Along this walk, there are several outroads around this upper boot part that lead away from the lake. The name of each road ends in “dale”, which is a word synonymous with “valley”. My mind associates “valley” with “valley of the shadow of death”, which seems a good analogy to war. The Roman Republic was largely characterized by war, both foreign and civil. So, on my walk, I placed knowledge about each of the wars (Punic and Macedonian) on each street.
Then, there are two points on which the boot appears to make contact with the ground. This brought to mind an imagination of civil war, which feels to citizens like getting crushed by the shoes of your own homeland. Thus, at each point where the boot touches the ground, I placed the two major periods of civil war during the Republic.
As you round the tip of the boot, there is a large white house with grand Corinthian columns . My mind quickly associated this house with the Roman forum, in which Caesar was murdered on the Ides of March in 44 BC. Then, beginning at the “x”, there is an imposing row of palatial sorority houses. Though the houses are marked with Greek letters, it is not hard to imagine an emperor of Rome residing within. There are 12 sorority houses along this stretch of road, and 12 emperors of Rome from 27 – 96 AD. I placed one emperor into each house. Once you pass the row of sorority houses, there are 17 fraternity houses. These houses are also magnicent, though they are dingier and dirtier than the sorority houses, and have obvious male touches, like basketball hoops and broken windows. Amazingly, there were 17 emperors of Roman between 96 AD and the rule of Justinian the Great from 527-565. So I placed one emperor, including Justinian the Great, into each house.
If you walk immediately west from the row of sorority and fraternity houses, you reach Tiger Stadium, nicknamed Death Valley, where the LSU Tigers play, and often win. One cannot help but think of the Roman Colosseum, where gladiators faced fearsome lions and tigers to entertain the masses of Roman citizens. The gladiatorial bread and circuses are not unlike Saturday football games at LSU, where fans pack the stadiums to see tigers crush elephants, aggies, gators and other tigers.
The final part of the walk is perhaps the most interesting part. Beginning at the “x”, both sides of the road are lled with churches of various denominations. There is a methodist church, a nondenominational church, a Mormon church, a Lutheran church, and a Presbyterian church. There are Anglican and Catholic churches on LSU’s campus too, though they are not on this particular stretch of road. Even still, it is the perfect spatial representation of the East-West church schism, which happened in 1054 in between the end of the rule of Justinian the Great in 565 and the capture of Constantinople by Ottoman Turks in 1453. On this portion of the road, I placed knowledge of the branches of the church schism, including the convening of varoius eccumenical councils.
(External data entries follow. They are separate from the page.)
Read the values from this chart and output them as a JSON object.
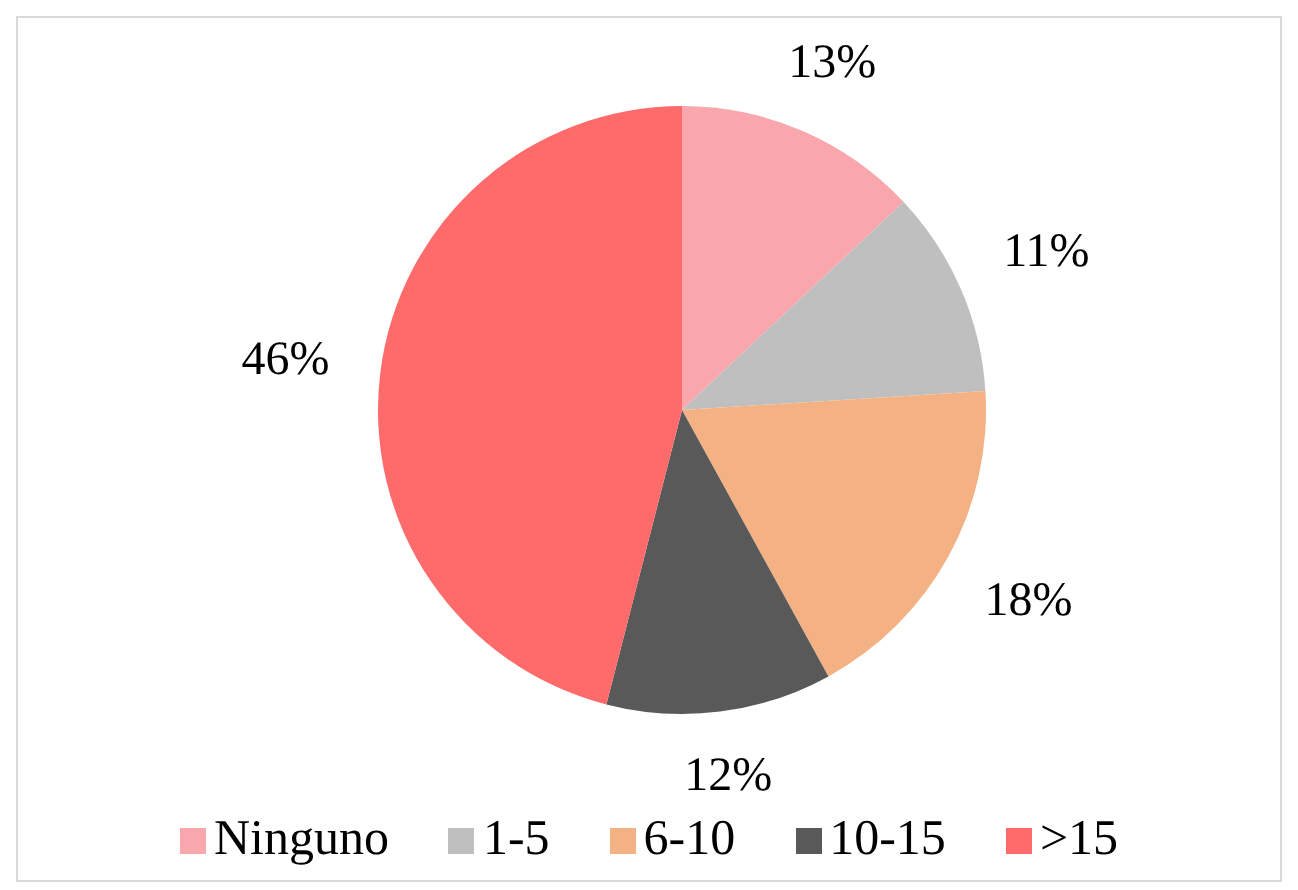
{
  "chart_data": {
    "type": "pie",
    "categories": [
      "Ninguno",
      "1-5",
      "6-10",
      "10-15",
      ">15"
    ],
    "values": [
      13,
      11,
      18,
      12,
      46
    ],
    "colors": [
      "#f9a7ad",
      "#bfbfbf",
      "#f4b183",
      "#595959",
      "#ff6b6b"
    ],
    "value_labels": [
      "13%",
      "11%",
      "18%",
      "12%",
      "46%"
    ],
    "legend": "bottom"
  }
}
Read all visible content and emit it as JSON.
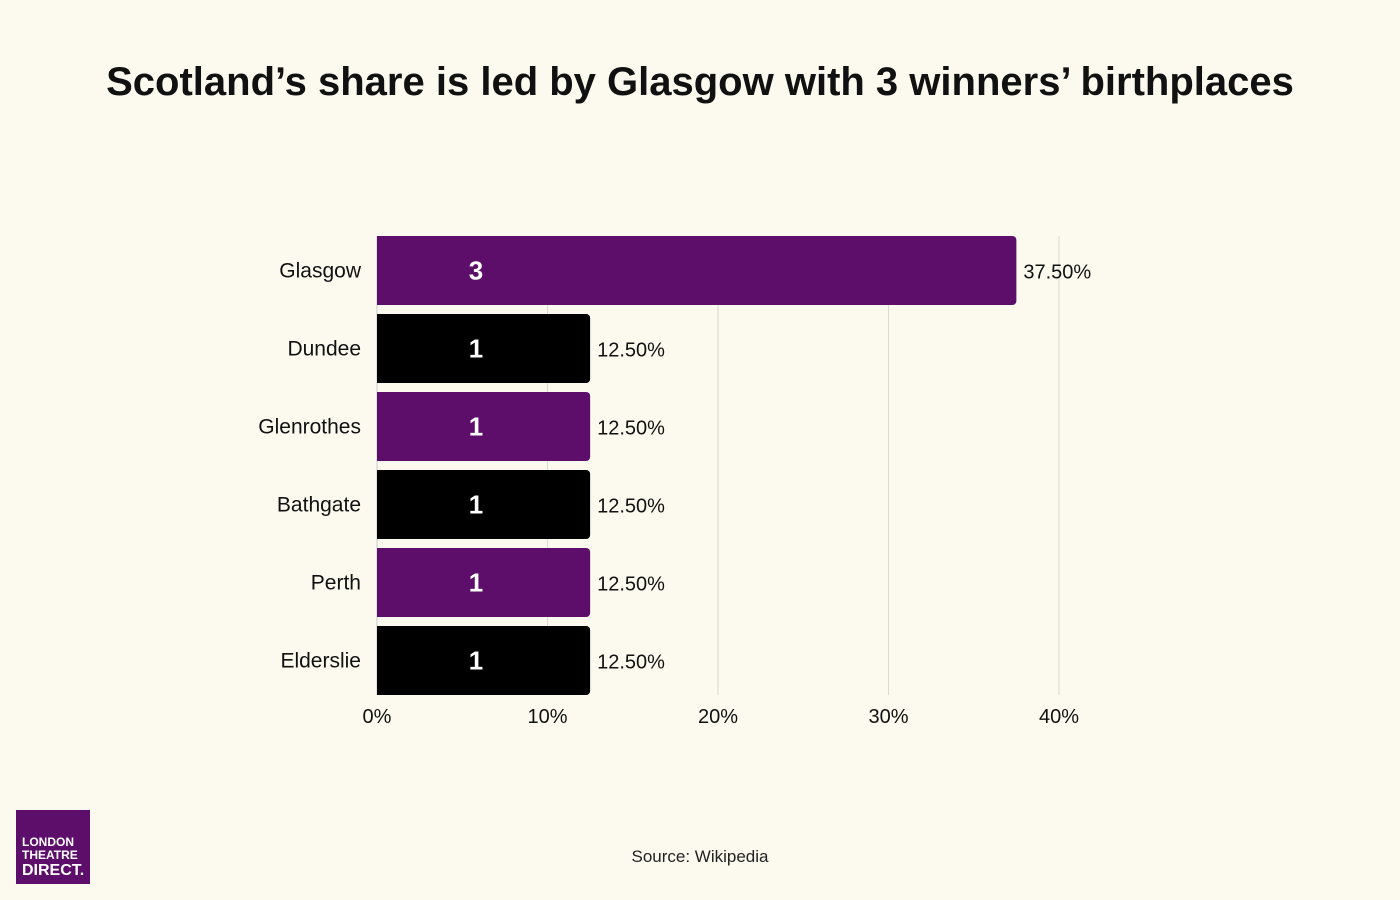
{
  "title": "Scotland’s share is led by Glasgow with 3 winners’ birthplaces",
  "source": "Source: Wikipedia",
  "logo": {
    "line1": "LONDON",
    "line2": "THEATRE",
    "line3": "DIRECT."
  },
  "colors": {
    "purple": "#5d0e6b",
    "black": "#000000",
    "background": "#fcf9ef",
    "gridline": "#dddad0"
  },
  "chart_data": {
    "type": "bar",
    "orientation": "horizontal",
    "categories": [
      "Glasgow",
      "Dundee",
      "Glenrothes",
      "Bathgate",
      "Perth",
      "Elderslie"
    ],
    "values": [
      37.5,
      12.5,
      12.5,
      12.5,
      12.5,
      12.5
    ],
    "counts": [
      3,
      1,
      1,
      1,
      1,
      1
    ],
    "value_labels": [
      "37.50%",
      "12.50%",
      "12.50%",
      "12.50%",
      "12.50%",
      "12.50%"
    ],
    "bar_colors": [
      "#5d0e6b",
      "#000000",
      "#5d0e6b",
      "#000000",
      "#5d0e6b",
      "#000000"
    ],
    "xlim": [
      0,
      40
    ],
    "xticks": [
      0,
      10,
      20,
      30,
      40
    ],
    "xtick_labels": [
      "0%",
      "10%",
      "20%",
      "30%",
      "40%"
    ],
    "grid": true,
    "title": "Scotland’s share is led by Glasgow with 3 winners’ birthplaces",
    "xlabel": "",
    "ylabel": ""
  }
}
The walk ends back at the opening of the boot, where there is an entrance to the freeway I-10 West. The dissipation of the Roman Empire opened the west to various territorial divisions without the presence of a single, organizing force. It is hard to miss the connection between the opening of the west post-empire, and the opening of the west via a freeway ramp.
Now, I feel a little like Horatius at the Bridge. Rather than cowering in my home to avoid the wave of heat charging like 10,000 soldiers, I want to bravely face the war of humidity to walk the path of Roman history. I am very grateful to Katerina, and her masterful synthesis of medieval memory methods, which has transformed a part of the Baton Rouge landscape for me into living history.